自分だけの推しの解釈を表現する、かわいいグッズを手作りしたい、作ったものをみんなに見せたい、
「どんなデザインにしようかな~」という自分の手でなにかを作る体験の楽しみ、発表の楽しみ
さらには、
「私だったら推しのグッズをこう作る」という
マネージャーやプロデューサーになったつもりで推しの企画製作を疑似体験する楽しみ
こうした心理が、パーソナライズ推し活サービスの利用背景にはあると思われます。
(これは決して最近になって出現したファン心理ではなく、昔から男女問わず各ジャンルの限界オタクに見られるファン心理です。

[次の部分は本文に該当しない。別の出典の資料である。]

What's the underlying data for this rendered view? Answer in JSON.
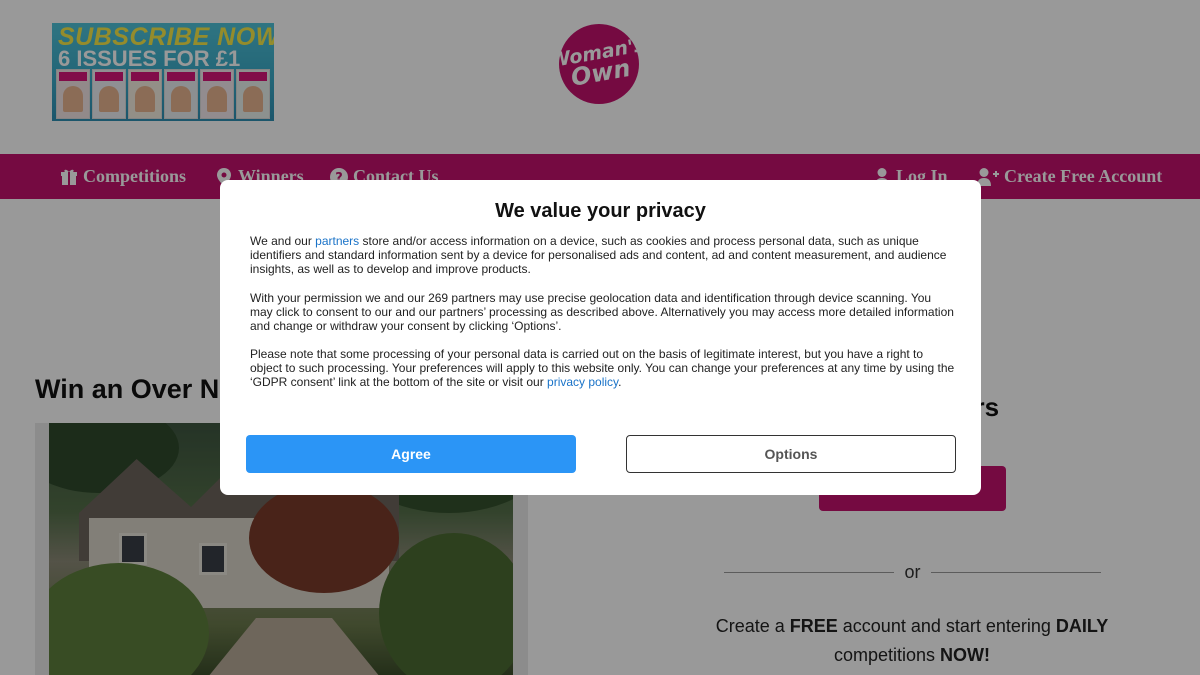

推しの何かに関われるなら関わりたいし、俺が推しをプロデュースしたいという願望があるファンは実は非常に多いのです。)
自分でカスタムできる推しグッズや推しドリンクの需要が高まったのは、従来ではディープなオタク活動だったものが、ライトオタク層も巻き込んだ「推し活」として一般的に認知されるようになったおかげでもあると考えられます。
ファン心理をキャッチアップした推し活消費促進
推し活消費が注目される中、「自分で選ぶことができるカスタマイズ商品」「自分の推し活や推しの解釈を表現できる体験商品」といったパーソナライズ商品・サービスがZ世代の推し活で存在感を増してきています。

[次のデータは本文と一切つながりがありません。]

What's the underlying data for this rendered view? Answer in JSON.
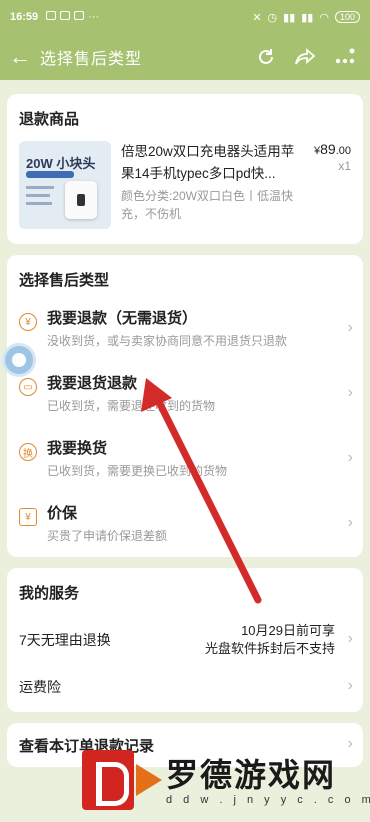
{
  "status_bar": {
    "time": "16:59",
    "battery": "100"
  },
  "nav": {
    "title": "选择售后类型"
  },
  "refund_item": {
    "section_title": "退款商品",
    "thumb_text": "20W 小块头",
    "name": "倍思20w双口充电器头适用苹果14手机typec多口pd快...",
    "variant": "颜色分类:20W双口白色丨低温快充，不伤机",
    "price_symbol": "¥",
    "price_int": "89",
    "price_dec": ".00",
    "quantity": "x1"
  },
  "aftersale": {
    "section_title": "选择售后类型",
    "options": [
      {
        "title": "我要退款（无需退货）",
        "desc": "没收到货，或与卖家协商同意不用退货只退款",
        "icon": "yuan-icon",
        "icon_glyph": "¥"
      },
      {
        "title": "我要退货退款",
        "desc": "已收到货，需要退还收到的货物",
        "icon": "package-icon",
        "icon_glyph": "▭"
      },
      {
        "title": "我要换货",
        "desc": "已收到货，需要更换已收到的货物",
        "icon": "exchange-icon",
        "icon_glyph": "换"
      },
      {
        "title": "价保",
        "desc": "买贵了申请价保退差额",
        "icon": "shield-yuan-icon",
        "icon_glyph": "¥"
      }
    ]
  },
  "services": {
    "section_title": "我的服务",
    "rows": [
      {
        "label": "7天无理由退换",
        "value_line1": "10月29日前可享",
        "value_line2": "光盘软件拆封后不支持"
      },
      {
        "label": "运费险",
        "value_line1": "",
        "value_line2": ""
      }
    ]
  },
  "records": {
    "label": "查看本订单退款记录"
  },
  "watermark": {
    "text": "罗德游戏网",
    "url": "d d w . j n y y c . c o m"
  },
  "colors": {
    "header": "#a6c271",
    "background": "#eaf0dc",
    "icon_accent": "#e08a2c",
    "arrow": "#d32a2a"
  }
}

Z世代を中心としたファンの推し活行動心理には、推しへの想いや、推しに対する熱量、自分なりの解釈といったものを表現したい欲求と推しとデートしたい、推しを自分の手でプロデュースしたい、といった疑似体験欲求が背景にあります。
そして、それらを体験できそうな商品やサービスを見つけるとチャレンジしていく行動力を持っています
推し活のファン心理をくすぐるようなパーソナライズサービスや商品は、今後も推し活市場の中で増えていくのではないでしょうか。
白峯アサコ
「私がPなら推しのグッズは絶対こうするのに~!」は、昔からオタクありがち発言でしたがそれがマーケティングやビジネスに活かせる時代なのだなあとしみじみしてしまいます。